The following items need to be appropriately placed in the main segments of the FHP listed above.
· Pictures – these and other visuals may be placed throughout the book, but take care to put them in relevant locations. For example, pictures of you are best placed in your autobiography; group pictures belong in the intro; pictures of grandparents belong with their biographies, etc. Required: put at least one fairly large family picture in your introduction (two work well if one is a picture of your nuclear family and another is of (or includes) your extended family. Captions: many pictures need some explanation, including identification of people and places or things. Some students have ‘picture pages’ in various places; this is fine as long as they are appropriately located and identifiable. Tips: do not overdo it; a healthy number of pictures is fine, but remember, this is not just a scrapbook or photo album, the FHP is an historical document.

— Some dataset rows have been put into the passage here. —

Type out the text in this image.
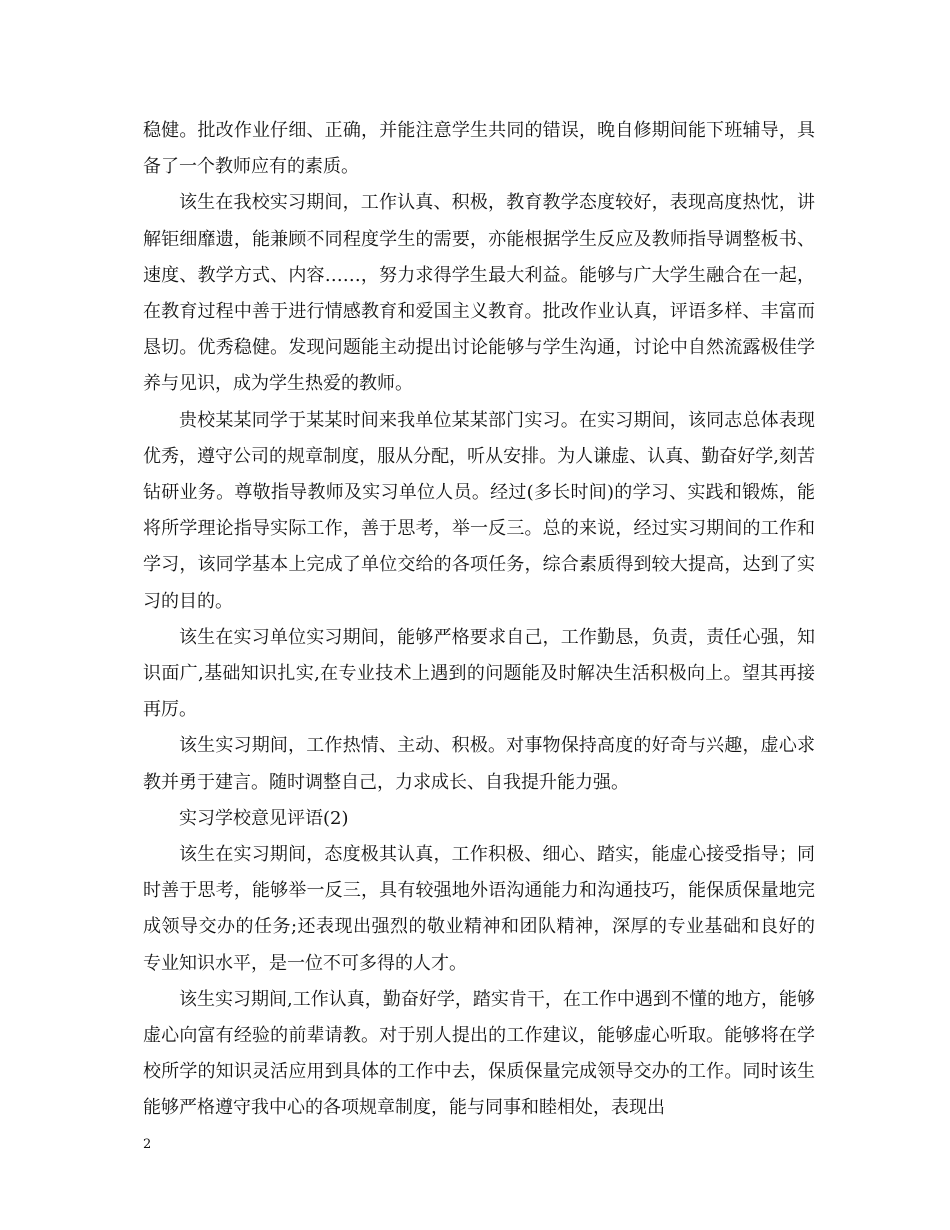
稳健。批改作业仔细、正确，并能注意学生共同的错误，晚自修期间能下班辅导，具备了一个教师应有的素质。

该生在我校实习期间，工作认真、积极，教育教学态度较好，表现高度热忱，讲解钜细靡遗，能兼顾不同程度学生的需要，亦能根据学生反应及教师指导调整板书、速度、教学方式、内容……，努力求得学生最大利益。能够与广大学生融合在一起，在教育过程中善于进行情感教育和爱国主义教育。批改作业认真，评语多样、丰富而恳切。优秀稳健。发现问题能主动提出讨论能够与学生沟通，讨论中自然流露极佳学养与见识，成为学生热爱的教师。

贵校某某同学于某某时间来我单位某某部门实习。在实习期间，该同志总体表现优秀，遵守公司的规章制度，服从分配，听从安排。为人谦虚、认真、勤奋好学,刻苦钻研业务。尊敬指导教师及实习单位人员。经过(多长时间)的学习、实践和锻炼，能将所学理论指导实际工作，善于思考，举一反三。总的来说，经过实习期间的工作和学习，该同学基本上完成了单位交给的各项任务，综合素质得到较大提高，达到了实习的目的。

该生在实习单位实习期间，能够严格要求自己，工作勤恳，负责，责任心强，知识面广,基础知识扎实,在专业技术上遇到的问题能及时解决生活积极向上。望其再接再厉。

该生实习期间，工作热情、主动、积极。对事物保持高度的好奇与兴趣，虚心求教并勇于建言。随时调整自己，力求成长、自我提升能力强。

实习学校意见评语(2)

该生在实习期间，态度极其认真，工作积极、细心、踏实，能虚心接受指导；同时善于思考，能够举一反三，具有较强地外语沟通能力和沟通技巧，能保质保量地完成领导交办的任务;还表现出强烈的敬业精神和团队精神，深厚的专业基础和良好的专业知识水平，是一位不可多得的人才。

该生实习期间,工作认真，勤奋好学，踏实肯干，在工作中遇到不懂的地方，能够虚心向富有经验的前辈请教。对于别人提出的工作建议，能够虚心听取。能够将在学校所学的知识灵活应用到具体的工作中去，保质保量完成领导交办的工作。同时该生能够严格遵守我中心的各项规章制度，能与同事和睦相处，表现出

2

Pictures cannot be a substitute for the written requirements of the project.
· Jokes and Anecdotes – these should be interspersed throughout the book. Spice things up! Have you been caught with your hand in the cookie jar? Is/was anyone a maverick or ‘black sheep?’ All of us have been a ‘Calvin’ with a stuffed tiger named Hobbes at some time.
· Creative or Literary Sidebars – [needs to be defined; perhaps a ‘see separate instruction’ which can be developed by the Threads instructors.]